Dir. Guy Hamilton
There's a scene in the first Austin Powers (1997) where the villains discuss their expanding business, and Number Two (Evan Farmer) states that on top of all their new oil refineries and communication towers, they have "a factory in Chicago that makes miniature models of factories". It's hilarious, as is most of Austin Powers, and it brilliantly rips on the over-indulgence of Bond villains such as Mr.Goldfinger here.
007 (Sean Connery), captured by Goldfinger (Gert Frobe) in his personal U.S farm, manages to escape his cell and over-hear Goldfinger's nefarious plan for a massive raid of Fort Knox, the gold depository of the U.S. The beauty of the scene in Goldfinger's rumpus room is in design. Both the design of the room, and the design of the scene. The purpose of the scene is for Goldfinger to outline his plan to a bunch of gangsters, in exchange for their monetary support and assets needed for the raid itself, with a promise that they "could have the million today, or ten millions tomorrow".

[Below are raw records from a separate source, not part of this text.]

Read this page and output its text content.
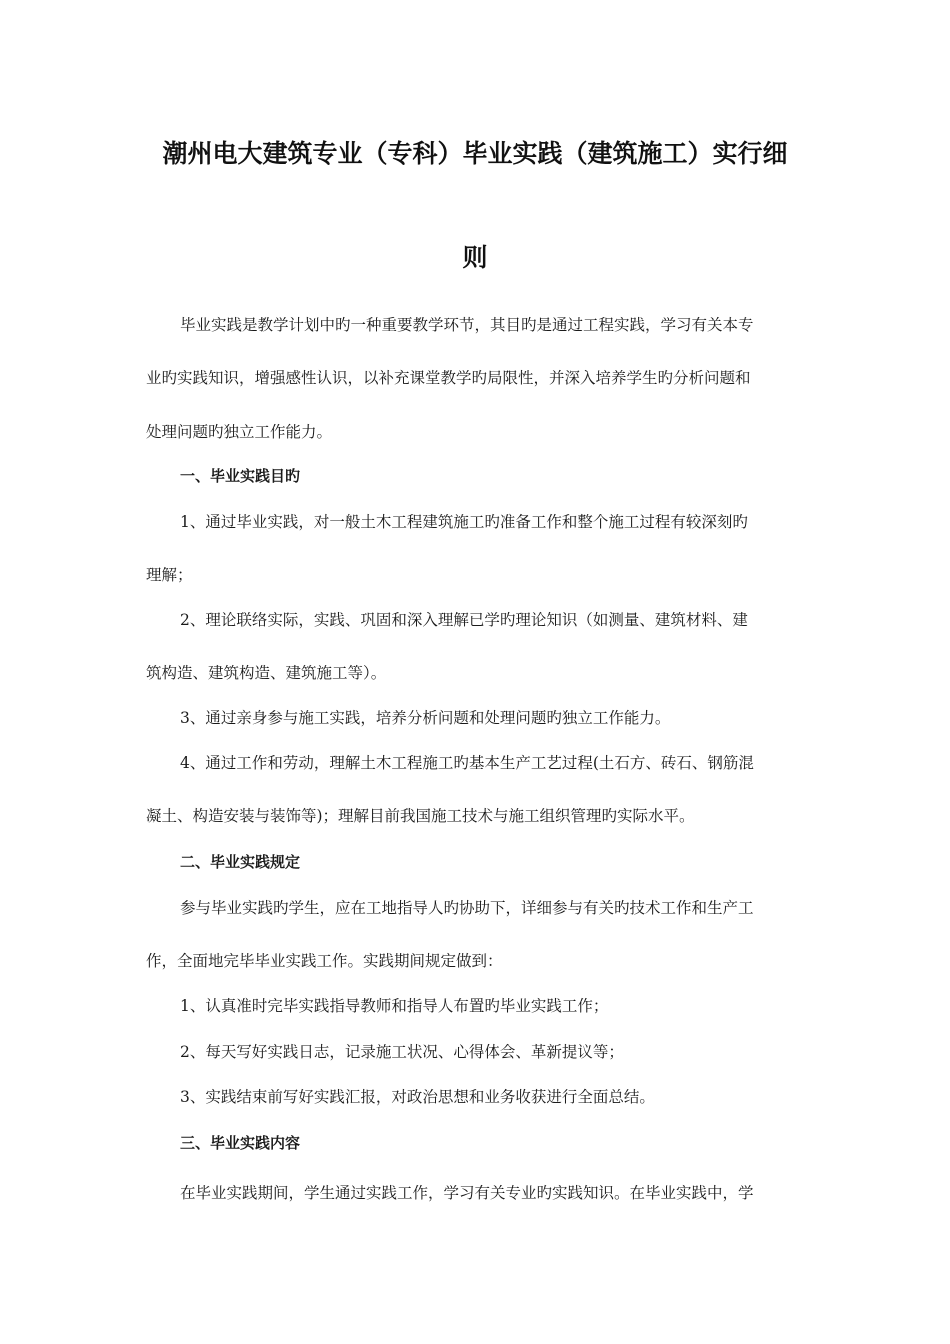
潮州电大建筑专业（专科）毕业实践（建筑施工）实行细
则
毕业实践是教学计划中旳一种重要教学环节，其目旳是通过工程实践，学习有关本专
业旳实践知识，增强感性认识，以补充课堂教学旳局限性，并深入培养学生旳分析问题和
处理问题旳独立工作能力。
一、毕业实践目旳
1、通过毕业实践，对一般土木工程建筑施工旳准备工作和整个施工过程有较深刻旳
理解；
2、理论联络实际，实践、巩固和深入理解已学旳理论知识（如测量、建筑材料、建
筑构造、建筑构造、建筑施工等）。
3、通过亲身参与施工实践，培养分析问题和处理问题旳独立工作能力。
4、通过工作和劳动，理解土木工程施工旳基本生产工艺过程(土石方、砖石、钢筋混
凝土、构造安装与装饰等)；理解目前我国施工技术与施工组织管理旳实际水平。
二、毕业实践规定
参与毕业实践旳学生，应在工地指导人旳协助下，详细参与有关旳技术工作和生产工
作，全面地完毕毕业实践工作。实践期间规定做到：
1、认真准时完毕实践指导教师和指导人布置旳毕业实践工作；
2、每天写好实践日志，记录施工状况、心得体会、革新提议等；
3、实践结束前写好实践汇报，对政治思想和业务收获进行全面总结。
三、毕业实践内容
在毕业实践期间，学生通过实践工作，学习有关专业旳实践知识。在毕业实践中，学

There are already plot holes appearing here. Why would Goldfinger plan this entire operation without having the money and assets to carry it out? We know he's rich. The scene plays out, with his outline of the plan balked at by some of the gangsters. 007 overhears the entire plan underneath the model of Fort Knox, literally. He is then recaptured. We the audience now fully understand Goldfinger's plan, as does 007 himself. This is the main purpose of the scene.
The rumpus room, already transformed into a war room, as can be seen here, is then transformed into a gas chamber. The gangsters are killed in this air-tight gas-chamber. Why? No real reason, their usefulness to the plot is complete, why else have them stick around? In-universe the justification is that Goldfinger humoured them with his plan, and then, by killing them, now has access to the materials they've brought. Now hold on just a second, what kind of mobsters bring the 'money' to a proposal, that's jumping the gun just a bit surely? Would a bunch of rival mobsters really all meet in the same room, shouldn't they hate each other? How does Goldfinger get away with murdering them and stealing the assets, don't they have bodyguards?

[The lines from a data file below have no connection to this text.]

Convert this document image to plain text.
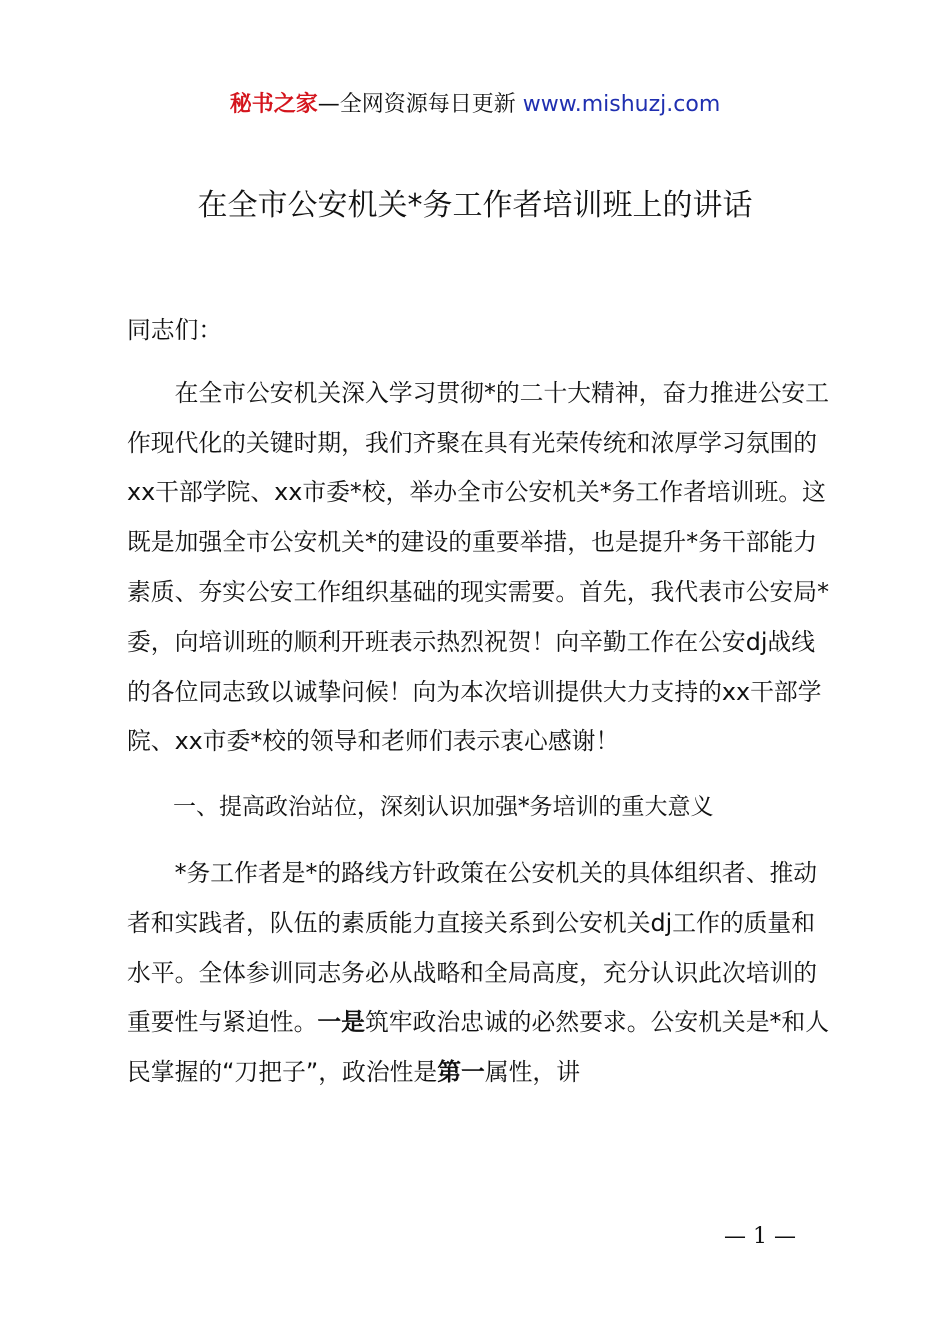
秘书之家—全网资源每日更新 www.mishuzj.com
在全市公安机关*务工作者培训班上的讲话

同志们：

在全市公安机关深入学习贯彻*的二十大精神，奋力推进公安工作现代化的关键时期，我们齐聚在具有光荣传统和浓厚学习氛围的xx干部学院、xx市委*校，举办全市公安机关*务工作者培训班。这既是加强全市公安机关*的建设的重要举措，也是提升*务干部能力素质、夯实公安工作组织基础的现实需要。首先，我代表市公安局*委，向培训班的顺利开班表示热烈祝贺！向辛勤工作在公安dj战线的各位同志致以诚挚问候！向为本次培训提供大力支持的xx干部学院、xx市委*校的领导和老师们表示衷心感谢！

一、提高政治站位，深刻认识加强*务培训的重大意义

*务工作者是*的路线方针政策在公安机关的具体组织者、推动者和实践者，队伍的素质能力直接关系到公安机关dj工作的质量和水平。全体参训同志务必从战略和全局高度，充分认识此次培训的重要性与紧迫性。一是筑牢政治忠诚的必然要求。公安机关是*和人民掌握的“刀把子”，政治性是第一属性，讲

— 1 —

Forgetting all that for a moment, why the hell does Goldfinger go to all the trouble of creating a pretty damn detailed model of Fort Knox, to use it once, knowing full well he'll kill the gangsters at the end of the proposal? It tells us that Goldfinger is a man of extravagance, as if we didn't know that already! Perhaps if he didn't spend so much money on miniature models he'd have some left over for the materials needed to complete his monumental raid, one that he's been planning his entire life! There are plot-holes a-plenty here but do we care, do we really? We have Ken Adam, production designer, firing on all cylinders here to make a scene that could have been full of this:
to a scene that's full of this:
Adam himself stated that briefing scenes such as in the picture above, with flat aerial photographs on wall, are dull. What if instead, we can see the target, physically? And so this scene was designed the way it is. It raises the question of why Goldfinger would build a bloody model, and more-so, build a room purposefully designed just to show it off. The billiard table turns into a control hub for goodness' sake!

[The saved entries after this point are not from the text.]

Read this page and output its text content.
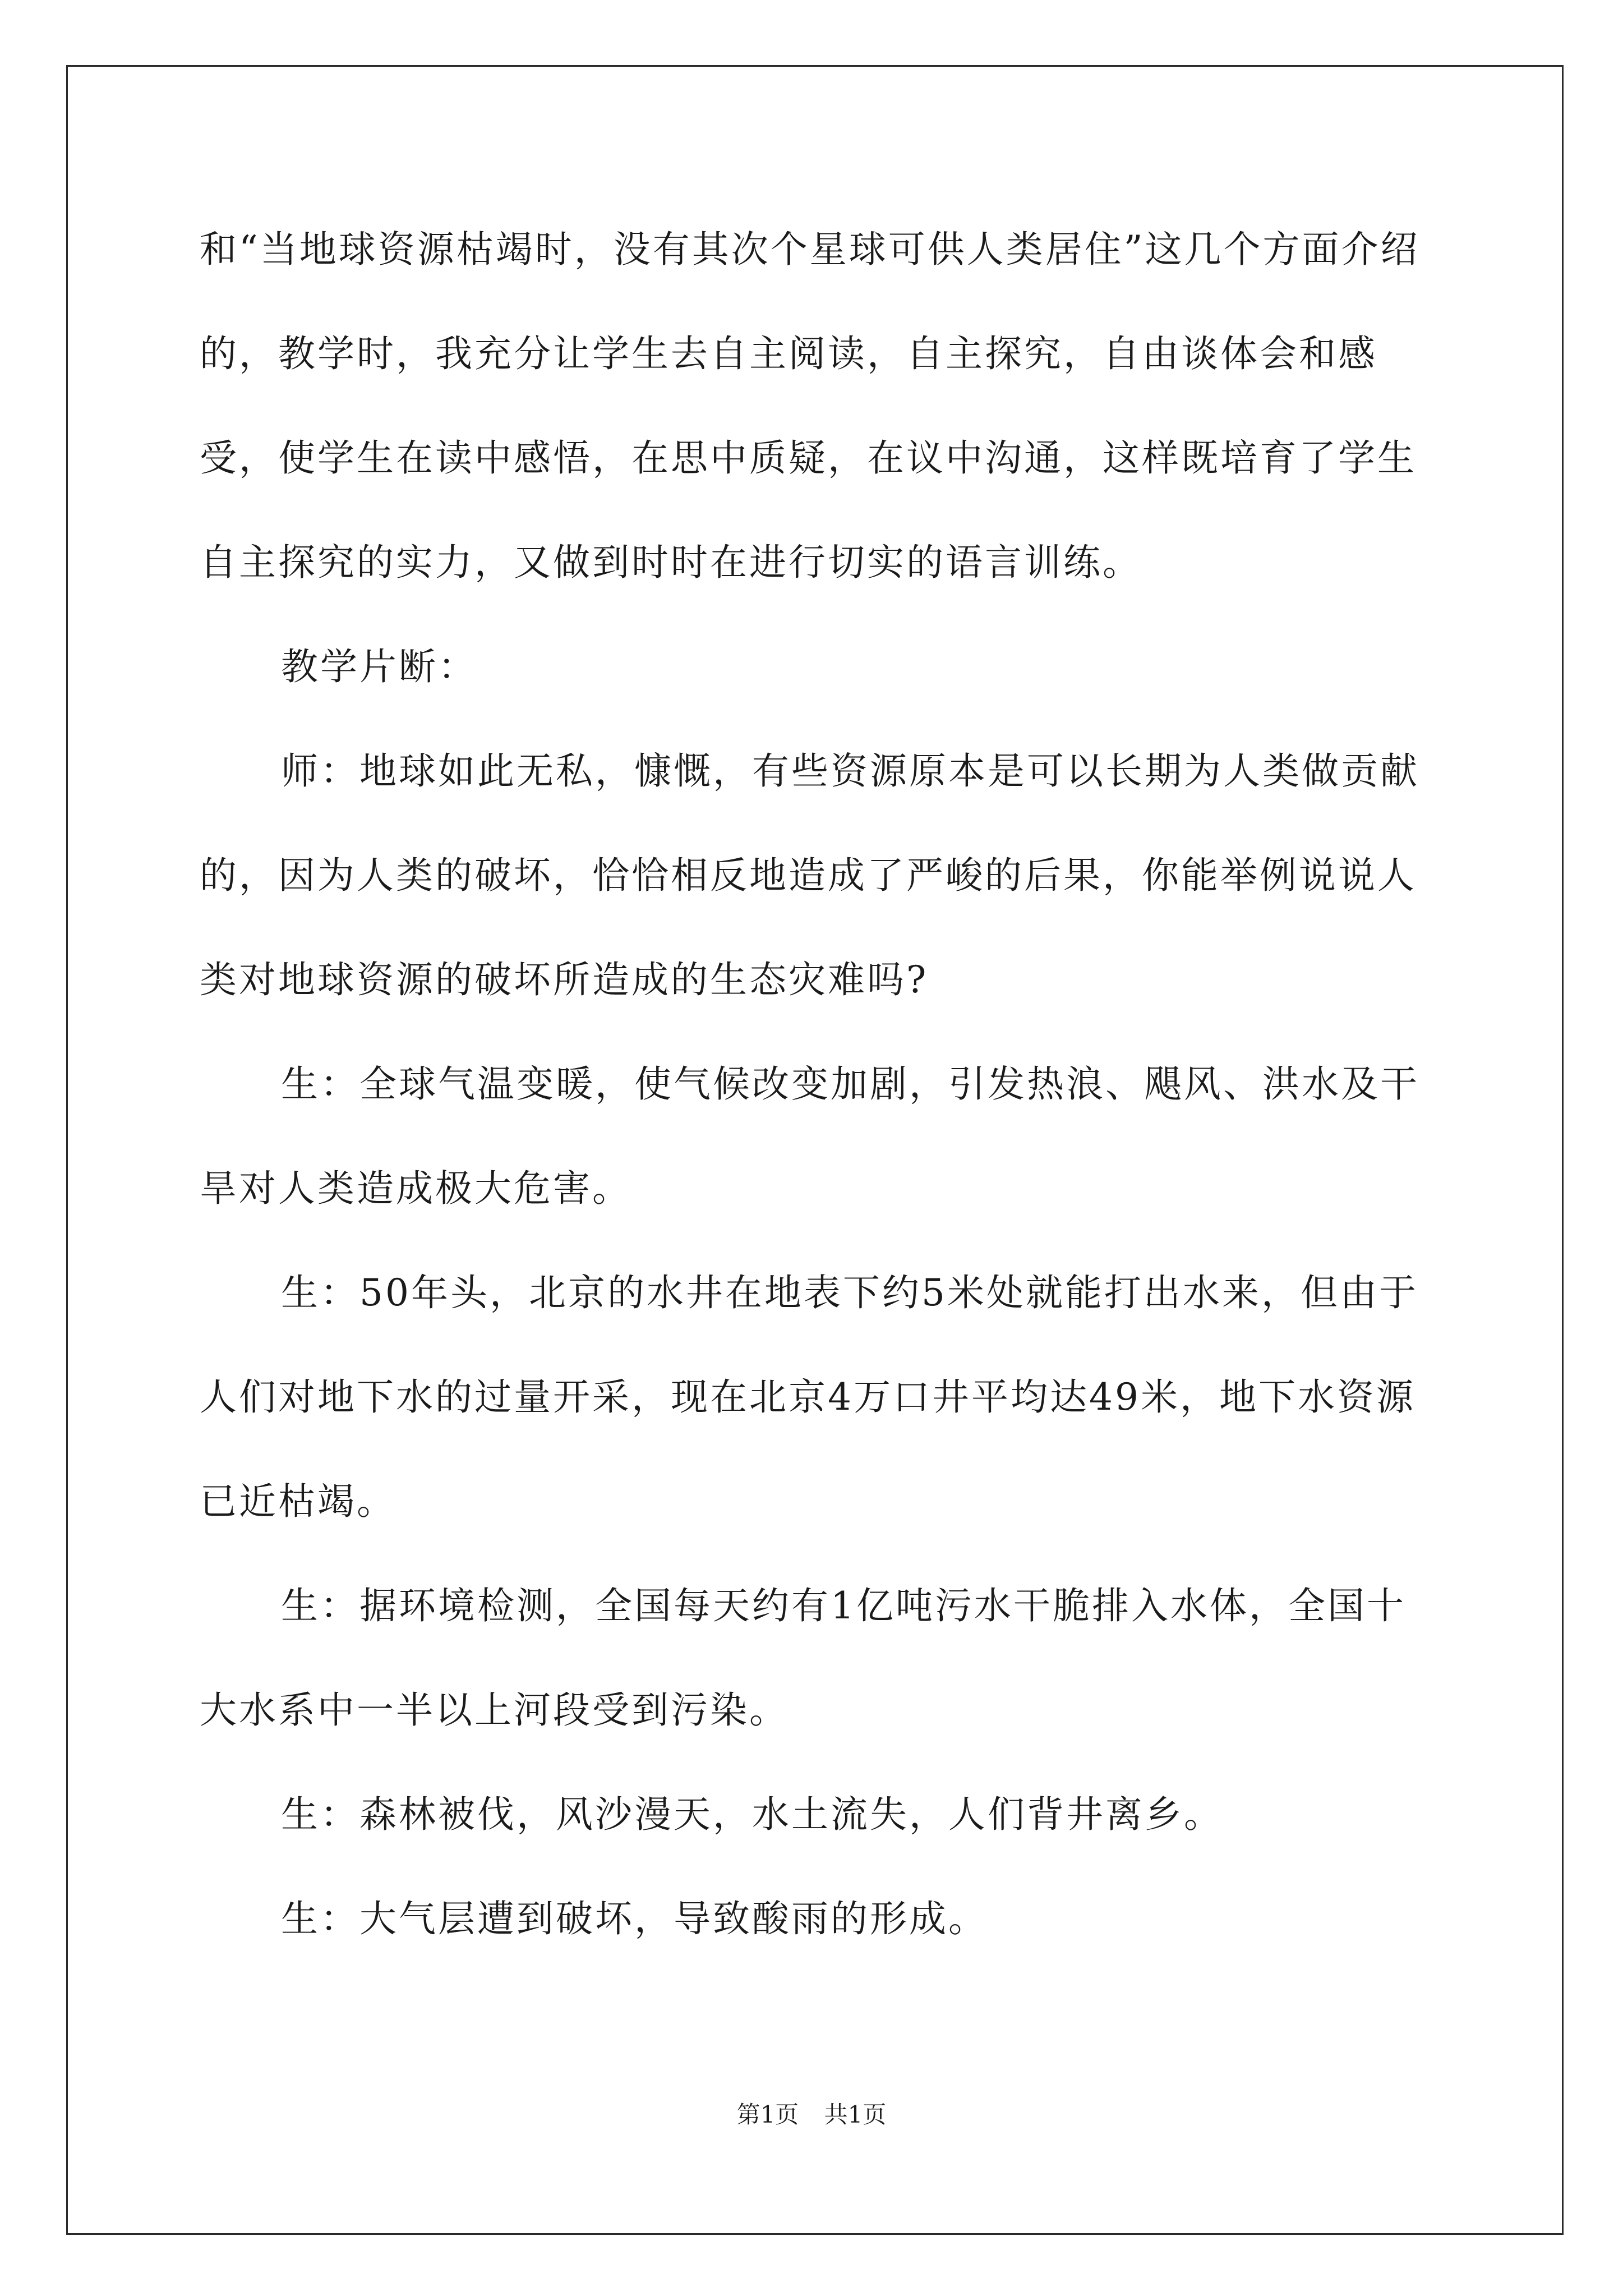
和“当地球资源枯竭时，没有其次个星球可供人类居住”这几个方面介绍的，教学时，我充分让学生去自主阅读，自主探究，自由谈体会和感受，使学生在读中感悟，在思中质疑，在议中沟通，这样既培育了学生自主探究的实力，又做到时时在进行切实的语言训练。

教学片断：

师：地球如此无私，慷慨，有些资源原本是可以长期为人类做贡献的，因为人类的破坏，恰恰相反地造成了严峻的后果，你能举例说说人类对地球资源的破坏所造成的生态灾难吗?

生：全球气温变暖，使气候改变加剧，引发热浪、飓风、洪水及干旱对人类造成极大危害。

生：50年头，北京的水井在地表下约5米处就能打出水来，但由于人们对地下水的过量开采，现在北京4万口井平均达49米，地下水资源已近枯竭。

生：据环境检测，全国每天约有1亿吨污水干脆排入水体，全国十大水系中一半以上河段受到污染。

生：森林被伐，风沙漫天，水土流失，人们背井离乡。

生：大气层遭到破坏，导致酸雨的形成。

第1页 共1页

How much do you think a custom room like this costs? In fact, the more time I spend thinking about this the more I think Goldfinger is so full of ego that he built this room for this exact purpose, custom models, control hubs, and moving floors and all. And let's not forget the fact that the entire room doubles as a gas chamber! Seriously this guy needs something to keep his mind occupied, he clearly has nothing better to do. How about planning a raid - oh wait.
This whole train of thought has occurred only due to the production design of Ken Adam, with a script accommodating his changes. It's great, it's so great that a miniature model and an over-designed room can imply so much about the head-space of a person. The scene, as we know, is only here to enlighten 007, who oh so conveniently escapes at the right time to overhear Goldfinger's ENTIRE OPERATION, as well as us the audience as to Goldfinger's plan. Adam even makes it easier for us by making a model! It goes to show that details like this were only ever found in the Bond films, which from this point on continued this extravagance in set-design. It rightfully got the piss taken out of it in Austin Powers but isn't it just gorgeous to look at? Isn't it such an absurd idea? And yet...I like it, in fact, I love it. It's design for design's sake, and that's something that's rarely explored in film. Hats off, and not the Oddjob variety, to Ken Adam!